Editorial

Las crisis son oportunidades, pues traen consigo progreso. Superarlas, se traduce a marcarnos un nuevo límite; las crisis son una bendición. Hoy afrontamos una a nivel económico, luchemos por superarla. La respuesta: volteemos hacia dentro, promovamos el mercado interno.

Aún cuando nuestra economía forma parte de la élite mundial por su apertura y facilidad comercial -que la perfila en el lugar diez y la número dos de América Latina-, ocupa el lugar número 81 a nivel mundial en cuanto a  PIB por persona. Esto significa que la grandeza de la economía mexicana,  no se traduce en bonanza o riqueza para los mexicanos.

Es por ello que la crisis que vive el mundo tendrá efectos importantes en las empresas y  desde luego en nuestros bolsillos.

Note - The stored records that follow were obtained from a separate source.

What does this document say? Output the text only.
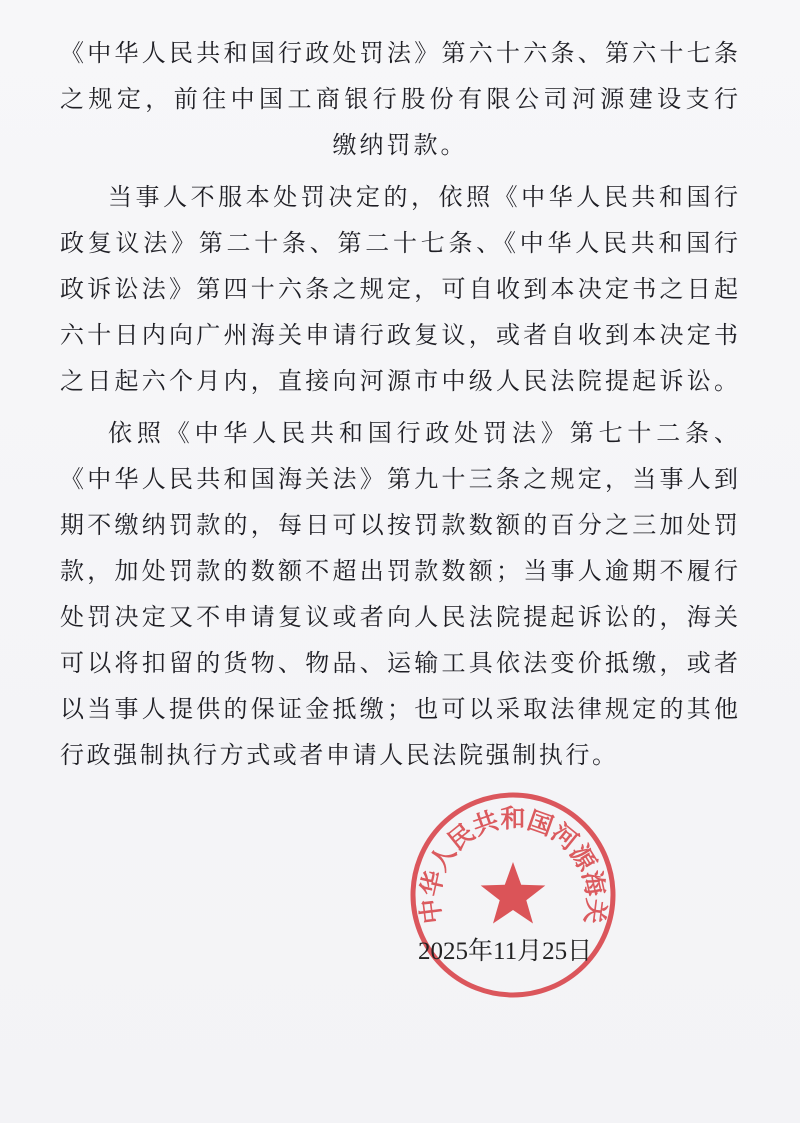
《中华人民共和国行政处罚法》第六十六条、第六十七条
之规定，前往中国工商银行股份有限公司河源建设支行
缴纳罚款。
当事人不服本处罚决定的，依照《中华人民共和国行
政复议法》第二十条、第二十七条、《中华人民共和国行
政诉讼法》第四十六条之规定，可自收到本决定书之日起
六十日内向广州海关申请行政复议，或者自收到本决定书
之日起六个月内，直接向河源市中级人民法院提起诉讼。
依照《中华人民共和国行政处罚法》第七十二条、
《中华人民共和国海关法》第九十三条之规定，当事人到
期不缴纳罚款的，每日可以按罚款数额的百分之三加处罚
款，加处罚款的数额不超出罚款数额；当事人逾期不履行
处罚决定又不申请复议或者向人民法院提起诉讼的，海关
可以将扣留的货物、物品、运输工具依法变价抵缴，或者
以当事人提供的保证金抵缴；也可以采取法律规定的其他
行政强制执行方式或者申请人民法院强制执行。
中华人民共和国河源海关
2025年11月25日
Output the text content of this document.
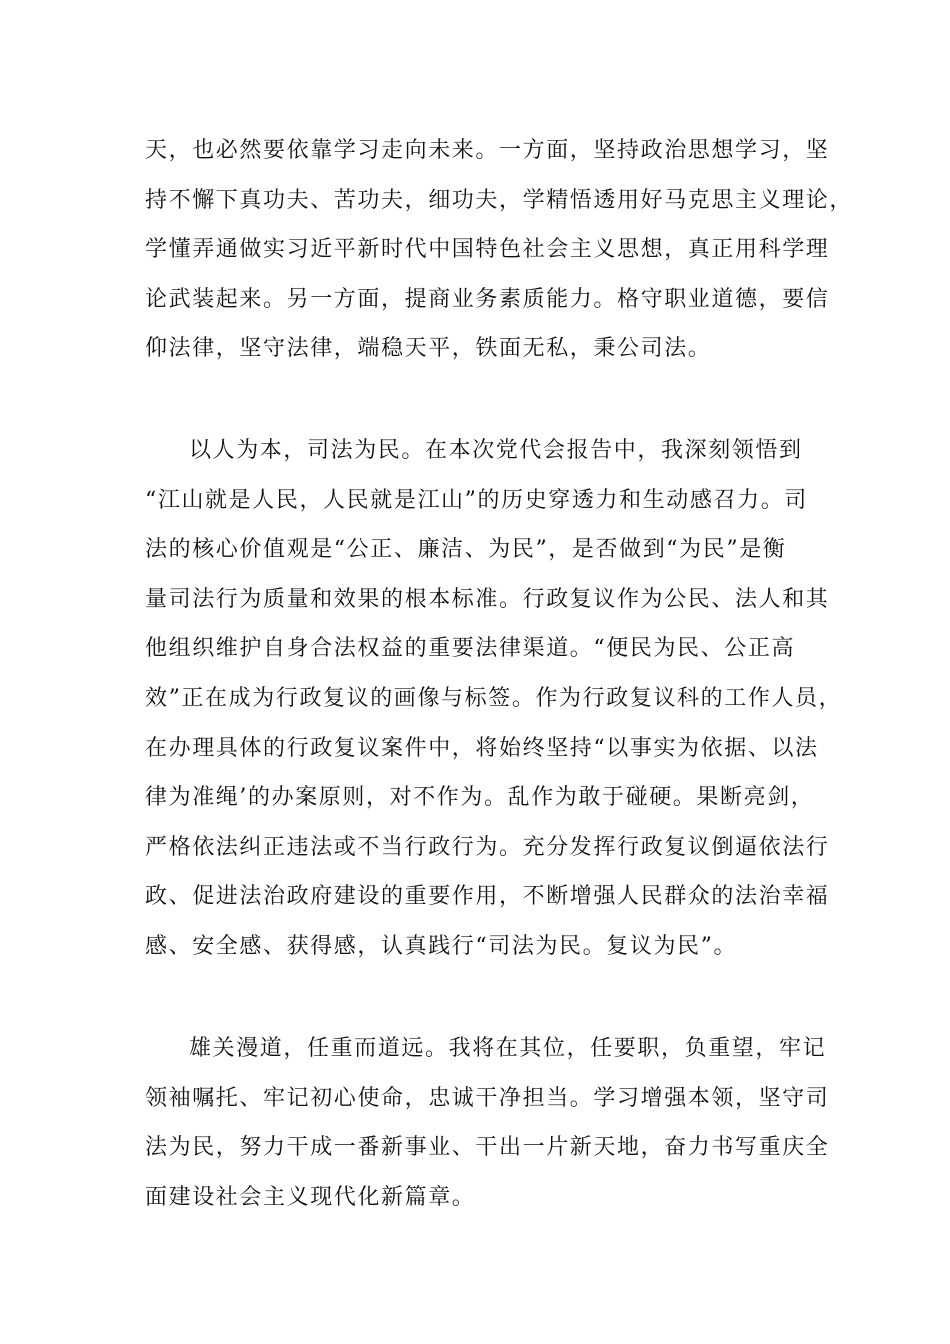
天，也必然要依靠学习走向未来。一方面，坚持政治思想学习，坚
持不懈下真功夫、苦功夫，细功夫，学精悟透用好马克思主义理论，
学懂弄通做实习近平新时代中国特色社会主义思想，真正用科学理
论武装起来。另一方面，提商业务素质能力。格守职业道德，要信
仰法律，坚守法律，端稳天平，铁面无私，秉公司法。
以人为本，司法为民。在本次党代会报告中，我深刻领悟到
“江山就是人民，人民就是江山”的历史穿透力和生动感召力。司
法的核心价值观是“公正、廉洁、为民”，是否做到“为民”是衡
量司法行为质量和效果的根本标准。行政复议作为公民、法人和其
他组织维护自身合法权益的重要法律渠道。“便民为民、公正高
效”正在成为行政复议的画像与标签。作为行政复议科的工作人员，
在办理具体的行政复议案件中，将始终坚持“以事实为依据、以法
律为准绳’的办案原则，对不作为。乱作为敢于碰硬。果断亮剑，
严格依法纠正违法或不当行政行为。充分发挥行政复议倒逼依法行
政、促进法治政府建设的重要作用，不断增强人民群众的法治幸福
感、安全感、获得感，认真践行“司法为民。复议为民”。
雄关漫道，任重而道远。我将在其位，任要职，负重望，牢记
领袖嘱托、牢记初心使命，忠诚干净担当。学习增强本领，坚守司
法为民，努力干成一番新事业、干出一片新天地，奋力书写重庆全
面建设社会主义现代化新篇章。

Por ello, a continuación presentamos una lista de medidas precautorias que esperamos sea de utilidad

BY: C.P IVÁN O. ROJAS DOSAL
  1. Cuidemos nuestro trabajo, -entiéndase a nuestros clientes o nuestro empleo- hagámoslo con excelencia.

  2. Ahorrar es importante para frenar la incertidumbre de lo que estaría por venir.

  3. Disminuir los gastos de las empresas y desde luego los individuales. No dejemos de invertir de manera inteligente y medida. Evitemos el gasto sin ningún beneficio.

  4. Mantener el dinero dentro del sistema financiero, de no hacerlo quebraríamos a los bancos y la crisis se volvería más aguda al frenar la economía.

  5. No disponer de créditos si no son necesarios. Aún cuando contemos con líneas que son una enorme tentación, recordemos evitar gastos innecesarios o que pueden esperar para mejores épocas.

  6. Si tenemos créditos a tasa fija, no es opción anticipar pagos; recordemos “ahorrar”.

  7. Adicional como personas, evitar a toda costa enfermarnos. Recordemos que ésto ocasiona un gasto. Mantengamos una debida alimentación.

  8. Incrementar las ventas para las empresas.

Es verdaderamente incierto cuánto tiempo durará esta crisis mundial. Podemos atrevernos a decir que será sólo el primer semestre de este 2016, pero podría durar hasta dos años. No debemos alarmarnos, pero si ser inteligentes; verlo como una oportunidad para que nosotros mismos impulsemos el mercado interno. Si la política económica actual de nuestro país no lo contempla, hagámoslo nosotros.